London is a city visited by 26 million people each year seeing all that London has to offer. From The Tate Modern, Tate Britain and National Galleries with free entry, you can view some of the best public art collections in the world. A bike ride out of the city along the River Thames will take you to Hampton Court built by Henry VIII with a park with maze built by Capability Brown. A walk along the South Bank to see The Houses of Parliament, Lambeth Palace (residence of the Archbishop of Canterbury), Shakespeare's Globe theatre, both Tate Galleries, St Paul's Cathedral, The South Bank Centre, The Temple and the London Eye. Or you can take a boat out to Greenwich, the Thames Barrier or the O2. The beauty of London is that you can find an oasis of peace in the city parks and in some of the smaller areas close to the heart of the capital.
The range of tourist attractions in London is endless. There are sightseeing tours by bus where you can hop-on and hop-off the bus at popular tourist destinations. There are a wide range of hotels at all grades, restaurants of all the world’s cuisines and some of the best theatre productions in the West End. With good transport links across the city, it’s possible to travel to the fringes of the city should you wish to create your own itinerary.
It is thought that London in prehistoric times was merely a collection of scattered rural settlements, but it was the Romans who founded the city of Londinium with a city wall to protect it from invaders. The area inside the defensive wall is now known as "The Square Mile", or "The City", and is the financial centre of the UK.
In the seventeenth century civil war raged in England. It was also the time of the great plague that killed 100,000 residents followed by the Great Fire of London, started accidentally in Pudding Lane in the City of London that wiped out eighty percent of London.
Britain was a very powerful nation in the 18th Century and London, with its trading capabilities, was the centre of its power. In the nineteenth century, London became the centre of world trade and had a large, powerful Empire. London continued to grow both in population and spread during the 20th Century and currently has a population of 8.6 million.
A short walk from Waterloo station and the Old Vic theatre, Lower Marsh is named after the site of the ancient Lambeth Marsh, first recorded in 1377, on which it stands. One of London’s oldest and best-loved market streets Lower Marsh is on London’s South Bank, next to Waterloo Station and a short walk from the Old Vic theatre. Founded in 1850, the historic Lower Marsh features some of the London’s most fascinating independent shops and other treasures in a growing and eclectic community.

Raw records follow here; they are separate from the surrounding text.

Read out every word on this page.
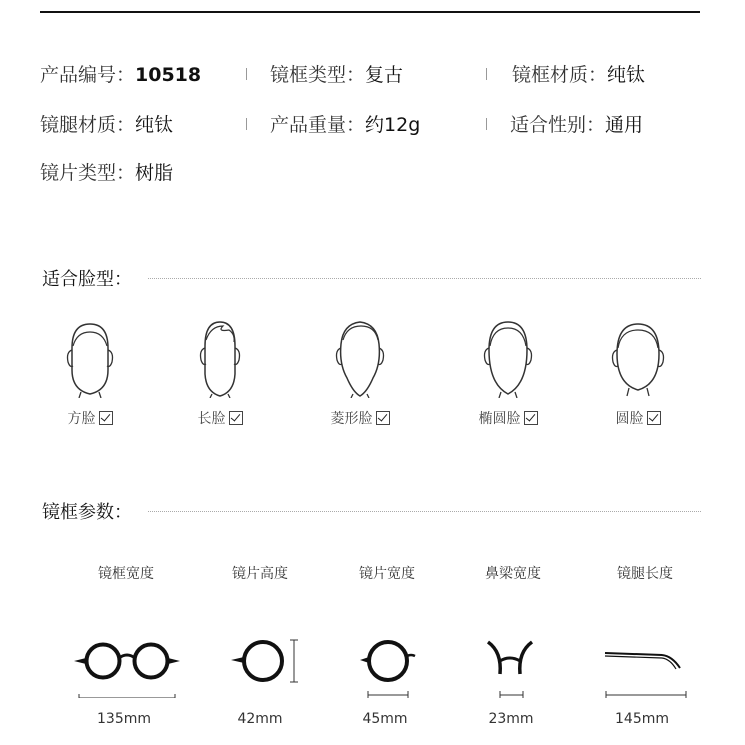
产品编号：10518	镜框类型：复古	镜框材质：纯钛
镜腿材质：纯钛	产品重量：约12g	适合性别：通用
镜片类型：树脂
适合脸型：
方脸	长脸	菱形脸	椭圆脸	圆脸
镜框参数：
镜框宽度
135mm
镜片高度
42mm
镜片宽度
45mm
鼻梁宽度
23mm
镜腿长度
145mm
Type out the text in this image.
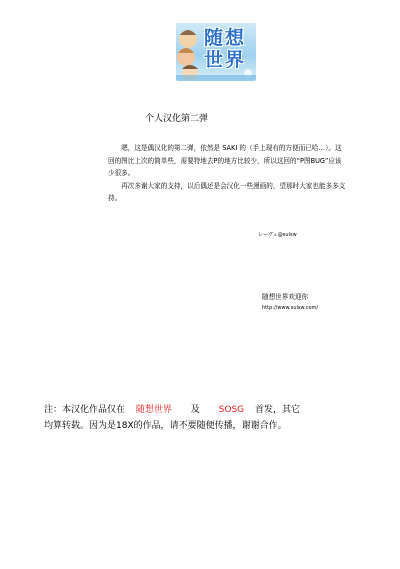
随想世界
个人汉化第二弹

嗯，这是偶汉化的第二弹，依然是 SAKI 的（手上现有的方便而已哈…）。这回的图比上次的简单些，需要特地去P的地方比较少，所以这回的“P图BUG”应该少很多。

再次多谢大家的支持，以后偶还是会汉化一些漫画的，望那时大家也能多多支持。

レーヴェ@suisw
随想世界欢迎你
http://www.suisw.com/
注：本汉化作品仅在 随想世界 及 SOSG 首发，其它
均算转载。因为是18X的作品，请不要随便传播，谢谢合作。
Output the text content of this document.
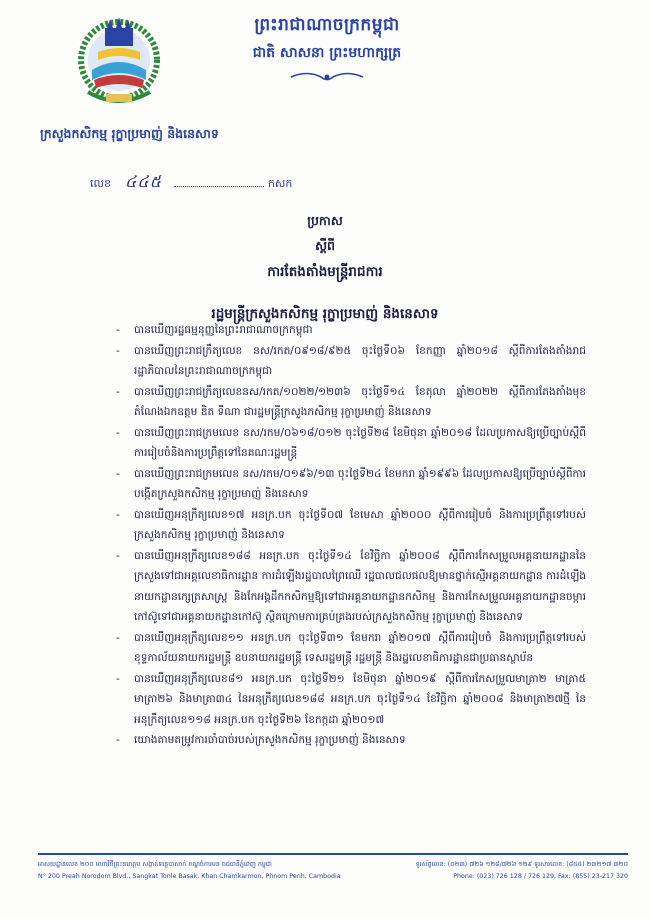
ព្រះរាជាណាចក្រកម្ពុជា
ជាតិ សាសនា ព្រះមហាក្សត្រ
ក្រសួងកសិកម្ម រុក្ខាប្រមាញ់ និងនេសាទ
លេខ ៤៤៥	កសក
ប្រកាស
ស្តីពី
ការតែងតាំងមន្ត្រីរាជការ
រដ្ឋមន្ត្រីក្រសួងកសិកម្ម រុក្ខាប្រមាញ់ និងនេសាទ
- បានឃើញរដ្ឋធម្មនុញ្ញនៃព្រះរាជាណាចក្រកម្ពុជា
- បានឃើញព្រះរាជក្រឹត្យលេខ នស/រកត/០៩១៨/៩២៥ ចុះថ្ងៃទី០៦ ខែកញ្ញា ឆ្នាំ២០១៨ ស្តីពីការតែងតាំងរាជរដ្ឋាភិបាលនៃព្រះរាជាណាចក្រកម្ពុជា
- បានឃើញព្រះរាជក្រឹត្យលេខនស/រកត/១០២២/១២៣៦ ចុះថ្ងៃទី១៤ ខែតុលា ឆ្នាំ២០២២ ស្តីពីការតែងតាំងមុខតំណែងឯកឧត្តម ឌិត ទីណា ជារដ្ឋមន្ត្រីក្រសួងកសិកម្ម រុក្ខាប្រមាញ់ និងនេសាទ
- បានឃើញព្រះរាជក្រមលេខ នស/រកម/០៦១៨/០១២ ចុះថ្ងៃទី២៨ ខែមិថុនា ឆ្នាំ២០១៨ ដែលប្រកាសឱ្យប្រើច្បាប់ស្តីពីការរៀបចំនិងការប្រព្រឹត្តទៅនៃគណៈរដ្ឋមន្ត្រី
- បានឃើញព្រះរាជក្រមលេខ នស/រកម/០១៩៦/១៣ ចុះថ្ងៃទី២៤ ខែមករា ឆ្នាំ១៩៩៦ ដែលប្រកាសឱ្យប្រើច្បាប់ស្តីពីការបង្កើតក្រសួងកសិកម្ម រុក្ខាប្រមាញ់ និងនេសាទ
- បានឃើញអនុក្រឹត្យលេខ១៧ អនក្រ.បក ចុះថ្ងៃទី០៧ ខែមេសា ឆ្នាំ២០០០ ស្តីពីការរៀបចំ និងការប្រព្រឹត្តទៅរបស់ក្រសួងកសិកម្ម រុក្ខាប្រមាញ់ និងនេសាទ
- បានឃើញអនុក្រឹត្យលេខ១៨៨ អនក្រ.បក ចុះថ្ងៃទី១៤ ខែវិច្ឆិកា ឆ្នាំ២០០៨ ស្តីពីការកែសម្រួលអគ្គនាយកដ្ឋាននៃក្រសួងទៅជាអគ្គលេខាធិការដ្ឋាន ការដំឡើងរដ្ឋបាលព្រៃឈើ រដ្ឋបាលជលផលឱ្យមានថ្នាក់ស្មើអគ្គនាយកដ្ឋាន ការដំឡើងនាយកដ្ឋានក្សេត្រសាស្ត្រ និងកែអង្គដឹកកសិកម្មឱ្យទៅជាអគ្គនាយកដ្ឋានកសិកម្ម និងការកែសម្រួលអគ្គនាយកដ្ឋានចម្ការកៅស៊ូទៅជាអគ្គនាយកដ្ឋានកៅស៊ូ ស្ថិតក្រោមការគ្រប់គ្រងរបស់ក្រសួងកសិកម្ម រុក្ខាប្រមាញ់ និងនេសាទ
- បានឃើញអនុក្រឹត្យលេខ១១ អនក្រ.បក ចុះថ្ងៃទី៣១ ខែមករា ឆ្នាំ២០១៧ ស្តីពីការរៀបចំ និងការប្រព្រឹត្តទៅរបស់ខុទ្ទកាល័យនាយករដ្ឋមន្ត្រី ឧបនាយករដ្ឋមន្ត្រី ទេសរដ្ឋមន្ត្រី រដ្ឋមន្ត្រី និងរដ្ឋលេខាធិការដ្ឋានជាប្រធានស្ថាប័ន
- បានឃើញអនុក្រឹត្យលេខ៨១ អនក្រ.បក ចុះថ្ងៃទី២១ ខែមិថុនា ឆ្នាំ២០១៩ ស្តីពីការកែសម្រួលមាត្រា២ មាត្រា៥ មាត្រា២៦ និងមាត្រា៣៤ នៃអនុក្រឹត្យលេខ១៨៨ អនក្រ.បក ចុះថ្ងៃទី១៤ ខែវិច្ឆិកា ឆ្នាំ២០០៨ និងមាត្រា២៧ថ្មី នៃអនុក្រឹត្យលេខ១១៨ អនក្រ.បក ចុះថ្ងៃទី២៦ ខែកក្កដា ឆ្នាំ២០១៧
- យោងតាមតម្រូវការចាំបាច់របស់ក្រសួងកសិកម្ម រុក្ខាប្រមាញ់ និងនេសាទ
អាសយដ្ឋានលេខ ២០០ មហាវិថីព្រះនរោត្តម សង្កាត់ទន្លេបាសាក់ ខណ្ឌចំការមន រាជធានីភ្នំពេញ កម្ពុជា	ទូរស័ព្ទលេខ: (០២៣) ៧២៦ ១២៨/៧២៦ ១២៩ ទូរសារលេខ: (៨៥៥) ២៣២១៧ ៣២០
N° 200 Preah Norodom Blvd., Sangkat Tonle Basak, Khan Chamkarmon, Phnom Penh, Cambodia	Phone: (023) 726 128 / 726 129, Fax: (855) 23-217 320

Lower Marsh is one of London’s oldest and best-loved market streets, being home to a mishmash of fantastic street food traders and purveyors of fresh produce, gifts, jewellery and all sorts of useful household items.
In 1984 Lambeth council designated Lower Marsh and it's immediate surroundings a conservation area in recognition of its special character.
Lower Marsh Street pre-dates all the buildings now present. It is shown in the de la Feuille survey of 1690 as a lane lined with cottages and small holdings crossing Lambeth Marsh, on an almost identical alignment. It formed a link between Westminster Bridge (1750) and Blackfriars Bridge (1769). Leisure activities, including pleasure gardens, circuses, theatres which characterised the south bank in the late eighteenth and early nineteenth centuries were present in and around Lower Marsh. The opening of Waterloo Bridge in 1817 brought cheap development land for the expansion south of central London. The Marsh was drained, and soon covered with rows of small houses, wharves and workshops.
The building of Waterloo Station in 1848 and its subsequent expansion cut the street off from the riverside, creating a number of yards and cul de sacs from former streets. In the twentieth century war damage, and subsequent housing redevelopment significantly changed the historic street patterns, confining the street market to Lower Marsh.
The current buildings on Lower Marsh Street represent many different phases of development and several styles. Amongst the diverse buildings are some interesting examples of early nineteenth century vernacular architecture, continuing the Georgian vernacular patterns and layouts of the eighteenth century. Good examples of shop-fronts from different eras are present on the street and courts and alleyways and some original paving can still be seen on streets off to the sides. This variety gives the area great character, enhanced by the market.